Gary Ladd reached into a jacket pocket, extracted a key ring, then took two steps down the hallway before stopping and turning on Diana. “Nobody told you, did they?”

“Told me what?” she returned. “I’ve been in the ditto room. When I came out, everything was closed up. Even the classrooms are empty. What’s going on?”

“Somebody shot President Kennedy.”

“No!”

The very idea was incredible, unthinkable. Assassinations happened in other parts of the world-wild, terrible, jungle-filled places like South America or Africa-but not here in the good old U.S. of A. “Where?” she managed to stammer. “When?”

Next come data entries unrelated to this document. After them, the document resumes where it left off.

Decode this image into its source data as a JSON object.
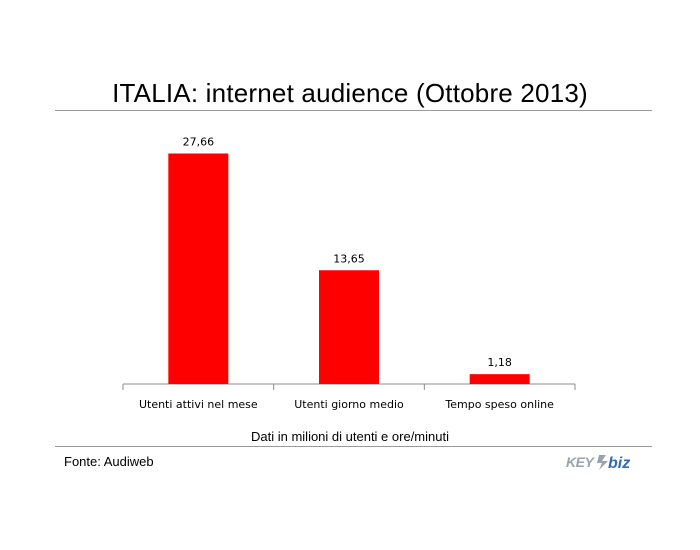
{
  "title": "ITALIA: internet audience (Ottobre 2013)",
  "note": "Dati in milioni di utenti e ore/minuti",
  "source": "Fonte: Audiweb",
  "logo": {
    "part1": "KEY",
    "part2": "biz",
    "part1_color": "#9aa3ad",
    "part2_color": "#2e6db4"
  },
  "chart_data": {
    "type": "bar",
    "title": "ITALIA: internet audience (Ottobre 2013)",
    "categories": [
      "Utenti attivi nel mese",
      "Utenti giorno medio",
      "Tempo speso online"
    ],
    "values": [
      27.66,
      13.65,
      1.18
    ],
    "data_labels": [
      "27,66",
      "13,65",
      "1,18"
    ],
    "ylim": [
      0,
      30
    ],
    "bar_color": "#ff0000",
    "grid": false,
    "legend": "none"
  }
}
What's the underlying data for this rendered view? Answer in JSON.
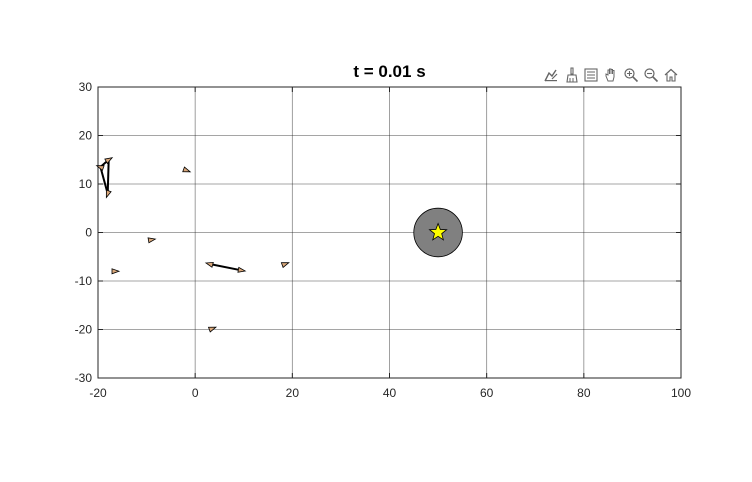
{
  "chart_data": {
    "type": "scatter",
    "title": "t = 0.01 s",
    "xlabel": "",
    "ylabel": "",
    "xlim": [
      -20,
      100
    ],
    "ylim": [
      -30,
      30
    ],
    "xticks": [
      -20,
      0,
      20,
      40,
      60,
      80,
      100
    ],
    "yticks": [
      -30,
      -20,
      -10,
      0,
      10,
      20,
      30
    ],
    "x_tick_labels": [
      "-20",
      "0",
      "20",
      "40",
      "60",
      "80",
      "100"
    ],
    "y_tick_labels": [
      "-30",
      "-20",
      "-10",
      "0",
      "10",
      "20",
      "30"
    ],
    "grid": true,
    "target": {
      "x": 50,
      "y": 0,
      "radius": 5,
      "fill": "#808080",
      "marker": "star",
      "marker_color": "#ffff00"
    },
    "agents": [
      {
        "x": -19.5,
        "y": 13.5,
        "heading_deg": 160
      },
      {
        "x": -17.8,
        "y": 15.0,
        "heading_deg": 30
      },
      {
        "x": -18.0,
        "y": 8.0,
        "heading_deg": 250
      },
      {
        "x": -1.8,
        "y": 12.8,
        "heading_deg": -20
      },
      {
        "x": -9.0,
        "y": -1.5,
        "heading_deg": 10
      },
      {
        "x": -16.5,
        "y": -8.0,
        "heading_deg": 0
      },
      {
        "x": 3.0,
        "y": -6.5,
        "heading_deg": 165
      },
      {
        "x": 9.5,
        "y": -7.8,
        "heading_deg": -10
      },
      {
        "x": 18.5,
        "y": -6.5,
        "heading_deg": 20
      },
      {
        "x": 3.5,
        "y": -19.8,
        "heading_deg": 20
      }
    ],
    "links": [
      {
        "from": 0,
        "to": 1
      },
      {
        "from": 1,
        "to": 2
      },
      {
        "from": 0,
        "to": 2
      },
      {
        "from": 6,
        "to": 7
      }
    ]
  },
  "colors": {
    "agent_fill": "#d9a77a",
    "agent_edge": "#000000",
    "link": "#000000",
    "grid": "#262626"
  },
  "toolbar": {
    "icons": [
      "data-tips-icon",
      "brush-icon",
      "legend-icon",
      "pan-icon",
      "zoom-in-icon",
      "zoom-out-icon",
      "home-icon"
    ]
  }
}
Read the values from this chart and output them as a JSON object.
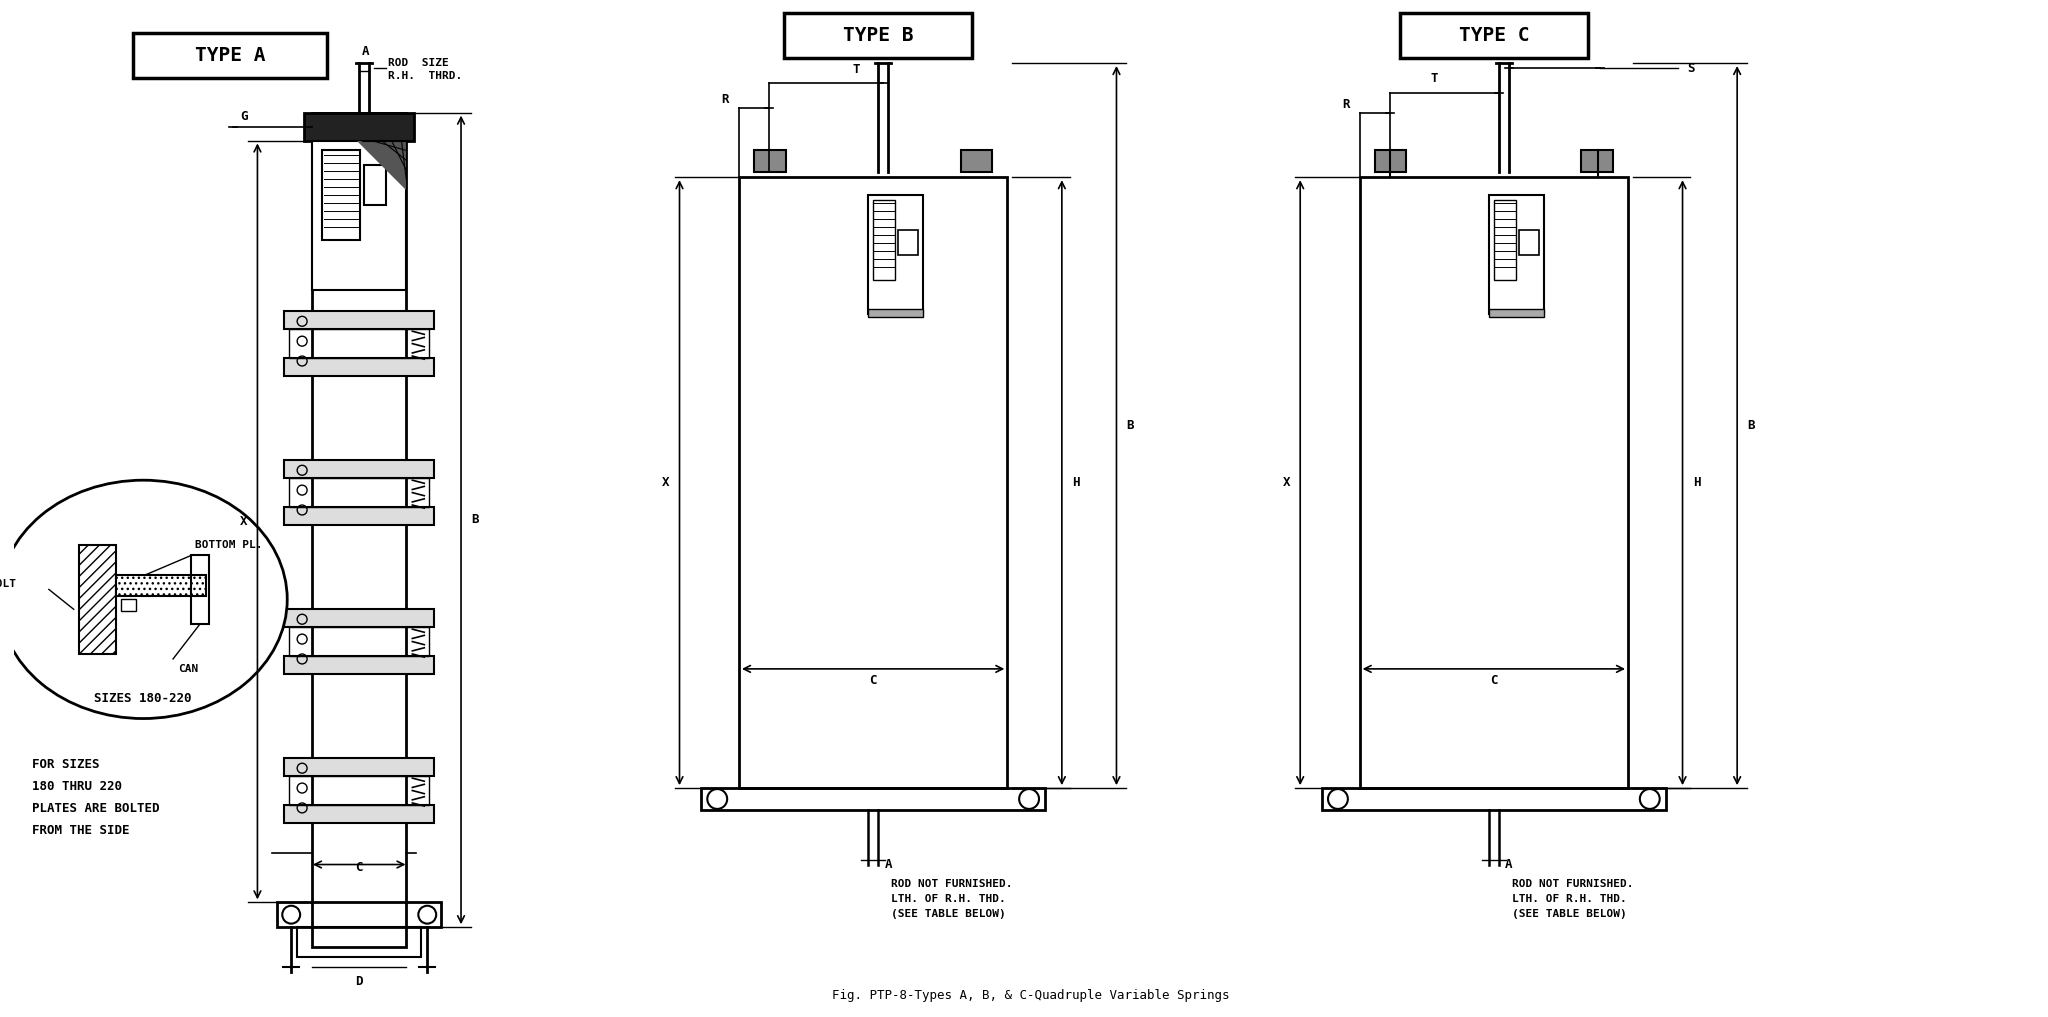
{
  "title": "Fig. PTP-8-Types A, B, & C-Quadruple Variable Springs",
  "bg_color": "#ffffff",
  "line_color": "#000000",
  "type_a_label": "TYPE A",
  "type_b_label": "TYPE B",
  "type_c_label": "TYPE C",
  "note1": "FOR SIZES",
  "note2": "180 THRU 220",
  "note3": "PLATES ARE BOLTED",
  "note4": "FROM THE SIDE",
  "circle_label_bottom_pl": "BOTTOM PL.",
  "circle_label_bolt": "BOLT",
  "circle_label_can": "CAN",
  "circle_label_sizes": "SIZES 180-220",
  "rod_note1": "ROD NOT FURNISHED.",
  "rod_note2": "LTH. OF R.H. THD.",
  "rod_note3": "(SEE TABLE BELOW)",
  "rod_size_line1": "ROD  SIZE",
  "rod_size_line2": "R.H.  THRD."
}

“This morning. In Dallas. They already caught the guy who did it.”

“Is he all right?”

Garrison Ladd looked mystified. “He’s fine. They’ve got him in jail.”

“No, not him. I mean President Kennedy. Is he all right?”

Gary Ladd shook his head, while his gray-blue eyes darkened in sympathy. “He’s dead, Diana. President Kennedy is dead. They just swore in LBJ on the plane headed back to Washington. Come on. Let’s go drop off your papers. They must be heavy.”

An Indian Health Services nurse hovered over Rita’s bed-bound form, but the old woman’s mind was far away in another time and place.

Dancing Quail hid behind her mother’s full skirts as the horse-drawn wagon pulled up beside the low-slung adobe house. It was the end of Shopol Eshabig Mashad, the short planting month. For days the children of Ban Thak had worried that soon Big Eddie Lopez, the tribal policeman, would come to take many of them away to boarding school.

Seven-year-old Dancing Quail didn’t want to leave home. She didn’t want to go to school. Some of the other children had told her about it, about how they weren’t allowed to speak to their friends in their own language, about how they had to dress up in stiff, uncomfortable clothing.